Source: Macrobond, ING

Additional revisions to April, May, and June were made upwards, and real consumer spending increased 0.4% month-over-month compared to the 0.3% estimate.

Real consumer spending is projected to reach 3.4% annually in the third quarter GDP report, even if August and September real spending prints are "just" 0.1% month-over-month.

So, to drop 50 bps on September 18th, the Fed would likely be hesitant due to that strength.

But the revenue side isn't strong. As in June, real household disposable income increased by just 0.1% month-over-month, leaving one to wonder where the funds are being used to fund this expenditure.

Households are obviously spending all their savings and taking out all of their debt. The savings rate is now a pitiful 2.9%. This was last seen on a regular basis in the years leading up to the Great Financial Crisis.

That means there is less of a safety net to keep consumers spending afloat in the event that the jobless rate keeps rising.

Personal Savings Rate in the US

Source: Macrobond, ING

The Fed may be hesitant to act forcefully due to the continued robustness of consumer spending. Still, a weak employment data on September 6th may change the tide for a 50 bps rate decrease.

Along with the market volatility in early August, markets revised its three 25 bps rate cut calls for this year to one in which the Fed could cut by 50 bps in September, return to 25 bps moves in November and December, and raise the policy rate to 3.5% by summer 2025.

Despite how aggressive the 50 bps call appears at the moment, the Fed's actions on September 18 will be decided by data in the upcoming week.

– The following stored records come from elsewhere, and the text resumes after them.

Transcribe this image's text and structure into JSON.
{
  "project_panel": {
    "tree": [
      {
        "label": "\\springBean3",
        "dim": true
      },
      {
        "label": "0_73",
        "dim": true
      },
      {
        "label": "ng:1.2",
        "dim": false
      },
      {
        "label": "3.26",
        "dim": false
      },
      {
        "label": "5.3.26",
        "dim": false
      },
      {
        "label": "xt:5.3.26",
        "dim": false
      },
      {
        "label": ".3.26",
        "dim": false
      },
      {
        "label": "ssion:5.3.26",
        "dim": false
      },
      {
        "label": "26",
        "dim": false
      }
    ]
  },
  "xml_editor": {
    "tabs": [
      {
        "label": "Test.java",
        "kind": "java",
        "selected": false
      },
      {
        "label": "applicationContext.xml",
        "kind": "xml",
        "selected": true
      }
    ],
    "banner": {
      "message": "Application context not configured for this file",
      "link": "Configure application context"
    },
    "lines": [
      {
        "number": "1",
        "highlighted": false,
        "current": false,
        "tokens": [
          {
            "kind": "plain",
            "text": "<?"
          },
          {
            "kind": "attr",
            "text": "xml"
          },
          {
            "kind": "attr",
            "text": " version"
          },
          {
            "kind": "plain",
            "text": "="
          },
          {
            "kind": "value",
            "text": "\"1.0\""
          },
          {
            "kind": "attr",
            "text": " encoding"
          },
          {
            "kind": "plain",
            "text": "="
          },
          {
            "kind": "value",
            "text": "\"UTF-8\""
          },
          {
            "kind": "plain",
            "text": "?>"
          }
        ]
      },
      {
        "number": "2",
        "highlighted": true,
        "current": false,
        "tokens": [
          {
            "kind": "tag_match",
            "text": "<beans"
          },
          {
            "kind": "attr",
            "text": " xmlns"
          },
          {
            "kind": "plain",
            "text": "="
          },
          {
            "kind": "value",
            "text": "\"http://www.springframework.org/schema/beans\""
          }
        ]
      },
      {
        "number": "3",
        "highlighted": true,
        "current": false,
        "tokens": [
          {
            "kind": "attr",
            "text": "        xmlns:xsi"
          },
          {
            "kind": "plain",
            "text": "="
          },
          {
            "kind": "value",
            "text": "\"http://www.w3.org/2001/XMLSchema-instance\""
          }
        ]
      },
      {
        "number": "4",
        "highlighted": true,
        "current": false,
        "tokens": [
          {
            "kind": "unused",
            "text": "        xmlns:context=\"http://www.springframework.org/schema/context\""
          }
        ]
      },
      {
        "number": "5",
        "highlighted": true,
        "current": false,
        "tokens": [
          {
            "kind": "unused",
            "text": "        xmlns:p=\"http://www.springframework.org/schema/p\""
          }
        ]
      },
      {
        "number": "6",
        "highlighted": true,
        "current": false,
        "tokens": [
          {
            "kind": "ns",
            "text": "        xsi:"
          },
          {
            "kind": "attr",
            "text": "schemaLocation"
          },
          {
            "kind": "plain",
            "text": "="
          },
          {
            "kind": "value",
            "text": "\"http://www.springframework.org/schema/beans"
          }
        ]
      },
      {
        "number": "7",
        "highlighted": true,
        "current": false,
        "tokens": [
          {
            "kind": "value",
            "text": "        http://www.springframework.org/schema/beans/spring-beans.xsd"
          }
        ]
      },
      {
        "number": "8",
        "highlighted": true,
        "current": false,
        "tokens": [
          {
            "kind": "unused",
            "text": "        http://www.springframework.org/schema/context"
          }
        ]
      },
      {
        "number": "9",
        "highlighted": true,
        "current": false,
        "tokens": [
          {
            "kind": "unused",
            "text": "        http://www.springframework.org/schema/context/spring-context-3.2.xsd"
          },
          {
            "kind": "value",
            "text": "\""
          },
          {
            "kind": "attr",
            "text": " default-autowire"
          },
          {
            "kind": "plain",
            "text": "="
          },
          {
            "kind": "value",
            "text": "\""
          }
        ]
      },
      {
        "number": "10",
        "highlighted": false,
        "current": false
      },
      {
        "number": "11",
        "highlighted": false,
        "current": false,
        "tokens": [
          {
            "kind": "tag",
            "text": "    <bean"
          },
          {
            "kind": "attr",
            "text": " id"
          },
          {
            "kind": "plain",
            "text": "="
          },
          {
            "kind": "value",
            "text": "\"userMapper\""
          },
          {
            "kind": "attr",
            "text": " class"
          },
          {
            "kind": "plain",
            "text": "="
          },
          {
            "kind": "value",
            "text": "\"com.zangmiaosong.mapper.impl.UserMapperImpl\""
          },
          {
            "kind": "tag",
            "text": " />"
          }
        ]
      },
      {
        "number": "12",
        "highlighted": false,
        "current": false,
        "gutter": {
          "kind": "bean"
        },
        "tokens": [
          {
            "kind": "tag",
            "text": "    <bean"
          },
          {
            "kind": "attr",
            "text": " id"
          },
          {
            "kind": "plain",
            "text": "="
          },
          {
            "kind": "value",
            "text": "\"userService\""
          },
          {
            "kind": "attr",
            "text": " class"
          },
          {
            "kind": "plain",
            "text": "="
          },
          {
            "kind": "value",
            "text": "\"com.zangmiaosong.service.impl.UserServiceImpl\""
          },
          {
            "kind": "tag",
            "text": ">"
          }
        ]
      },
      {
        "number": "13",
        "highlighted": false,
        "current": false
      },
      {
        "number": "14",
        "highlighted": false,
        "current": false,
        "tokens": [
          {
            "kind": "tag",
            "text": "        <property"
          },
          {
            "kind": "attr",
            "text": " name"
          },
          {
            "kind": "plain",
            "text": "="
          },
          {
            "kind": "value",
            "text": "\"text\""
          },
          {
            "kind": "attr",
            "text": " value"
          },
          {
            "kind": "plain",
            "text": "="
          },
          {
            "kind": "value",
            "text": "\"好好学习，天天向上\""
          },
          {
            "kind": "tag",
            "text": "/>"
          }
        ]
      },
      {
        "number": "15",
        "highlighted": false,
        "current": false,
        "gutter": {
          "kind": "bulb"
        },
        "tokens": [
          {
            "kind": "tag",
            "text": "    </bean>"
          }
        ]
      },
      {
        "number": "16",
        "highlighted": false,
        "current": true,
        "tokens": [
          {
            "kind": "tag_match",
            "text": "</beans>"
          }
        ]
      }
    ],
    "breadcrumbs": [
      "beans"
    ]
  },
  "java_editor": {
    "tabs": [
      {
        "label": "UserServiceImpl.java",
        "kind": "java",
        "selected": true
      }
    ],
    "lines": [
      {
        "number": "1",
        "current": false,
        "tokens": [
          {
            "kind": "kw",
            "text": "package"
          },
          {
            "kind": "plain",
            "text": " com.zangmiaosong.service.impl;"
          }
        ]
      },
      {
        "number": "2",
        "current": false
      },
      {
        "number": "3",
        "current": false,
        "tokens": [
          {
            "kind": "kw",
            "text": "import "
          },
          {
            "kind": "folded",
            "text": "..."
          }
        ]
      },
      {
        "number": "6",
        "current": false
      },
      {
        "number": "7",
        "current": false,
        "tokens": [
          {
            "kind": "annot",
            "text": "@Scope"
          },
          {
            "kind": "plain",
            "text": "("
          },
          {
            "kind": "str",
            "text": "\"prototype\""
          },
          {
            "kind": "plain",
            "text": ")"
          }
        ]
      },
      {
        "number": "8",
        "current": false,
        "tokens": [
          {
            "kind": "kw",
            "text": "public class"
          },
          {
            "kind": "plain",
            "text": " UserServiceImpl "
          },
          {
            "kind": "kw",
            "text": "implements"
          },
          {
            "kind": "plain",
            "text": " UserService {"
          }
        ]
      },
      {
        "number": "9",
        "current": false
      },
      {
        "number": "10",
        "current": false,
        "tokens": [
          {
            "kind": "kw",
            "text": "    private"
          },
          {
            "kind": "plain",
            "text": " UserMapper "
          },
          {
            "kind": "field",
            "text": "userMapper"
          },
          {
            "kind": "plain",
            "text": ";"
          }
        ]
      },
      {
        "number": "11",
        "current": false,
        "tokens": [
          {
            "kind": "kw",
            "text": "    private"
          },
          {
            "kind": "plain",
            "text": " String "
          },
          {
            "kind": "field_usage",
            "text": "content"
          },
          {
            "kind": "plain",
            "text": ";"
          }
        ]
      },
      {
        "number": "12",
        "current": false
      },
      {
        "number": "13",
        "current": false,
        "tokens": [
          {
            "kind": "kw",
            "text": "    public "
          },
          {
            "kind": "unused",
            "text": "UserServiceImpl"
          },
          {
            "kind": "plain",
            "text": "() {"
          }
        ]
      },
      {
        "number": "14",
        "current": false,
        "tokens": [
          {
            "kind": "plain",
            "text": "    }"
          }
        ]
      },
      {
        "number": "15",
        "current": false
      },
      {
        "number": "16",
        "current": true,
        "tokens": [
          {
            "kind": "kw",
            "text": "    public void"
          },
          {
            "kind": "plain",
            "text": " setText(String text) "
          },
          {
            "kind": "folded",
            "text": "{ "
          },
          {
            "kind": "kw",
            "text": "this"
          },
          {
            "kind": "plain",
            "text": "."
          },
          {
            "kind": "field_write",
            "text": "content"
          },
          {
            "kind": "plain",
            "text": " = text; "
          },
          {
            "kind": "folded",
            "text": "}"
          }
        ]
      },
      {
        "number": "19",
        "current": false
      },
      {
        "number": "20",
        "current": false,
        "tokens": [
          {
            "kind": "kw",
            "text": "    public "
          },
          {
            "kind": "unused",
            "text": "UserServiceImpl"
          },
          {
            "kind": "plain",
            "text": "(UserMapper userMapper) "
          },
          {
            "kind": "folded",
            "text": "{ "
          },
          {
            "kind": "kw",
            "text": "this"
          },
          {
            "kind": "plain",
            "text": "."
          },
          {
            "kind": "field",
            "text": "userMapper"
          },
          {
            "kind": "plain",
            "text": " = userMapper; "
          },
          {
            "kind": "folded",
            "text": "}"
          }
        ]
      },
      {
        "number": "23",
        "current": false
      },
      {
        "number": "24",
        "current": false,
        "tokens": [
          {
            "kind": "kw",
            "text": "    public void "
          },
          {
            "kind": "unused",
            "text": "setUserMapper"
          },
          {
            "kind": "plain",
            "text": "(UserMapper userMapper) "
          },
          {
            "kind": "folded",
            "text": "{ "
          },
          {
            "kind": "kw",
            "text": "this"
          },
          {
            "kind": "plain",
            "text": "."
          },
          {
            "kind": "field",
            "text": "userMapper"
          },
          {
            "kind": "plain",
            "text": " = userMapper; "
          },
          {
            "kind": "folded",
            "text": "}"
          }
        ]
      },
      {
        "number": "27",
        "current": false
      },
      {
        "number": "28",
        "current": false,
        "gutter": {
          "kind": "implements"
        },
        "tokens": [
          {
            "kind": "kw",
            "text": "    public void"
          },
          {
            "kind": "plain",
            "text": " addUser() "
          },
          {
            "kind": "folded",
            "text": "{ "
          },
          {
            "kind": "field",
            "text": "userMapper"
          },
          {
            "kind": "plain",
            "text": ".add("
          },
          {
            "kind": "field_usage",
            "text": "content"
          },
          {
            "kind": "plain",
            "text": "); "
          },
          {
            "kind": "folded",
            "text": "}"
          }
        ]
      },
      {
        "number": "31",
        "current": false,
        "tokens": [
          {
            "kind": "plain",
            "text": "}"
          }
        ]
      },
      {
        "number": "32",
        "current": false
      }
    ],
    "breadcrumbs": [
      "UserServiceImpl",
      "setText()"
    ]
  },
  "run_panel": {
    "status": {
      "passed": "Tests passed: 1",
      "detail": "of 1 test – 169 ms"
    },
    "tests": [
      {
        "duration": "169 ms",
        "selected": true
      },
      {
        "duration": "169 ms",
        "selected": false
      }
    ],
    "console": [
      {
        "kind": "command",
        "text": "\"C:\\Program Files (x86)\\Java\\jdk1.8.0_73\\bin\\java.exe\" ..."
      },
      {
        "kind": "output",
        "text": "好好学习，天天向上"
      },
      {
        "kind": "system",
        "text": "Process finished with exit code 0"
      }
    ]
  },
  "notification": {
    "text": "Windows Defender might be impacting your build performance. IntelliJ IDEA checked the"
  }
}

Following recent weakness and negative adjustments to payrolls, this week's employment report will undoubtedly capture everyone's attention.

"We don't seek or welcome further cooling in labour market conditions," Powell said, so if payrolls fall below 100,000 and the unemployment rate rises to 4.4% or 4.5%, 50 bps seems inevitable.

BRN confidently states that it will be a 25 bps increase if payrolls come in at approximately 150,000 and the unemployment rate remains at 4.3% or falls to 4.2%, as the current consensus predicts.

"If we do get a sub 100,000 on payrolls and the unemployment rate ticks up to 4.4% or even 4.5% then 50 bps cut looks likely given Powell's comment that 'we don't seek or welcome further cooling in labour market conditions,'" said the research desk's lead analyst Valentin Fournier.

"However, if payrolls come in around the 150,000 mark and the unemployment rate stays at 4.3% or dips to 4.2%, we can safely say it will be a 25 bps cut," Fournier added.

Those figures will give a clue as to whether we're entering this more precarious scenario.

And if we are, then there is a real risk central banks have left it too late to start cutting rates.

If they have, then we will have someone other than Taylor Swift to blame for inflation forecasts next summer.

"Overall, the macro scenario is pro-crypto and in the run beyond the short term, digital assets will get a shot in the arm once the Fed starts its easing cycle," Fournier said.